Il nuovo meccanismo di rivalutazione degli assegni pensionistici resta al centro del dibattito pubblico sulla previdenza, dopo che il tema è stato a lungo motivo di scontro tra Governo e sindacati. La questione non appare di poco conto, sebbene per molti gli importi potrebbero sembrare risibili. Questo perché ad avere un notevole impatto sulla capacità dei pensionati di sostenere la crescita dell'inflazione è la sommatoria dei numerosi interventi di questo tipo che si sono susseguiti negli anni. L'ultima legge di bilancio ha proseguito in questo percorso, andando a toccare in particolar modo gli assegni superiore a tre volte la minima Inps.
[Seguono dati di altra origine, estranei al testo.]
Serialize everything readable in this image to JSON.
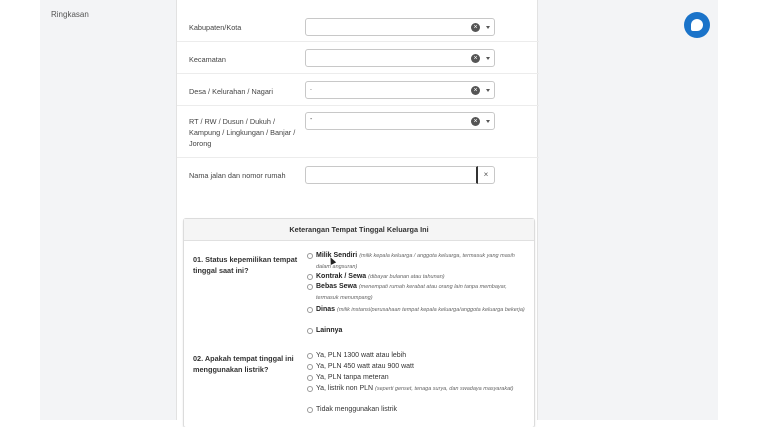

Perequazione piena riconosciuta fino a 1522,26 euro

La base del meccanismo di calcolo su cui viene applicato il nuovo taglio agli adeguamenti corrisponde a tre volte il trattamento minimo (per il 2019 si tratta di 513,01 euro). La moltiplicazione garantisce quindi una rivalutazione piena fino a 1522,26 euro. Oltre tale soglia si applica una perequazione ridotta al 97% fino a quattro volte il trattamento minimo, del 77% fino a 5 volte, del 52% fino a 6 volte, del 47% fino a 8 volte, del 45% fino a 9 volte e del 40% oltre tale soglia (che corrisponde a 4569,28 euro). Il nuovo meccanismo di calcolo è partito ufficialmente lo scorso primo aprile, ma già a giugno i pensionati coinvolti si sono visti applicare dall'Inps la trattenuta utile alla restituzione degli importi erogati eventualmente in eccesso (rispetto a quanto previsto dalla nuova normativa).

L'effetto di trascinamento stimato da Itinerari Previdenziali

Ricollegandoci con quanto detto all'inizio, per avere un quadro d'analisi chiaro della situazione bisogna considerare che il taglio alle rivalutazioni è avvenuto nel contesto di precedenti interventi similari. A tentare di stimare gli effetti complessivi del fenomeno è stato l'Istituto di ricerca Itinerari Previdenziali, che ha calcolato innanzitutto in 5,5 milioni i pensionati coinvolti dalla misura nel corso del 2019 (all'incirca poco più di un terzo rispetto alla platea complessiva).

Tra questi, un milione e mezzo risultano particolarmente penalizzati, avendo redditi consistenti. Se però si considera la perdita che i pensionati subiranno nel corso del prossimo triennio, ecco che i numeri diventano significativi anche per gli assegni vicini a tre volte la minima. Tutto ciò, va infine considerato tenendo presente che gli importi evidenziati sono lordi.

Al netto delle imposte, una pensione da circa 1270 euro perderà nel triennio circa 44 euro, mentre se si sale a 1607 euro nette si arriva a stimare una perdita di oltre 467 euro. Infine, per Pensioni più altre il computo cresce oltre le 1000 euro. Con 1897 euro al mese la perdita nel triennio corrisponde infatti a 1239 euro, per salire a 1534 euro per pensioni di circa 2181 euro.